Investigation of Microbubble Composition on Ultrasonic Dispersion Properties for Biosensing Applications

Abstract

Lipid shelled microbubbles are gaining attention as possible biosensors for monitoring the microbubble's in-vivo environment. These novel applications require the microbubble shell and gas components to be readily responsive to environmental changes. Since the ultrasonic properties of the microbubbles, for instance the resonance frequency or attenuation, are inherently related to the material properties of the monolayer shell such as visco-elasticity and thickness as well as on the physical properties of the encapsulated gas, it is important to investigate the influence of the shell composition and gas content on the ultrasonic behavior as well as the change in response after modifications of the microbubble environment. In this study, homemade microbubbles are characterized using ultrasonic through-transmission measurements in the range of 125kHz to 10MHz, thereby providing the dispersion relations of phase velocity and attenuation. Using this approach, the evolution of the dispersion properties of such bubbly media in time has been followed in order to detect changes in microbubble stability.
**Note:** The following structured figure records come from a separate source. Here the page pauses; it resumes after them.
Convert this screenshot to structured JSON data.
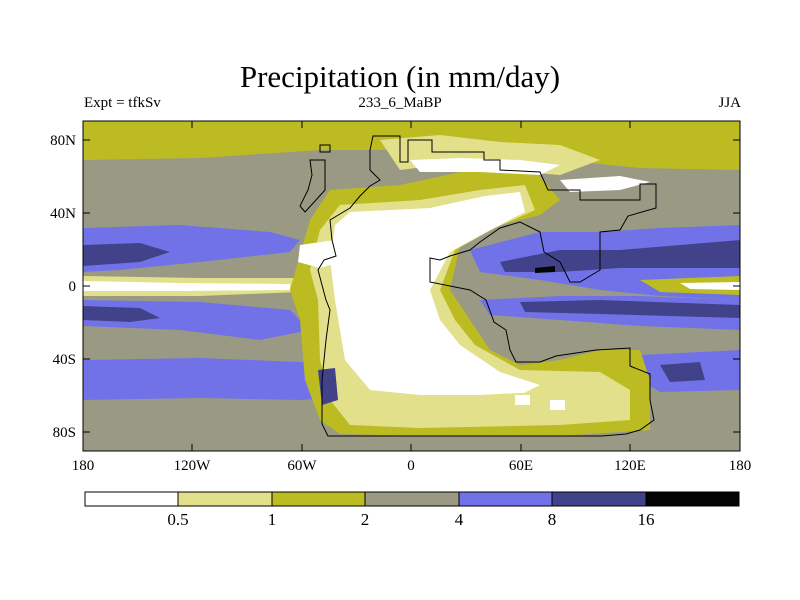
{
  "title": "Precipitation (in mm/day)",
  "left_label": "Expt = tfkSv",
  "center_label": "233_6_MaBP",
  "right_label": "JJA",
  "y_ticks": [
    "80N",
    "40N",
    "0",
    "40S",
    "80S"
  ],
  "x_ticks": [
    "180",
    "120W",
    "60W",
    "0",
    "60E",
    "120E",
    "180"
  ],
  "colorbar": {
    "levels": [
      "0.5",
      "1",
      "2",
      "4",
      "8",
      "16"
    ],
    "colors": [
      "#ffffff",
      "#e2e08a",
      "#bcbc22",
      "#9a9a84",
      "#7272e8",
      "#42428a",
      "#050505"
    ]
  },
  "map_colors": {
    "white": "#ffffff",
    "pale_yellow": "#e2e08a",
    "olive": "#bcbc22",
    "gray": "#9a9a84",
    "blue": "#7272e8",
    "dark_blue": "#42428a",
    "black": "#050505"
  }
}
In addition, several microbubble populations have been subjected to thermal changes to investigate their temperature dependence. The experimental observations have been compared to results from a nonlinear least squares fitting procedure with a theoretical model accounting for linear as well as nonlinear bubble behaviour. As such, the model allows to give a semi-quantitative interpretation of the dynamic behaviour and evolution of a microbubble population in the medium.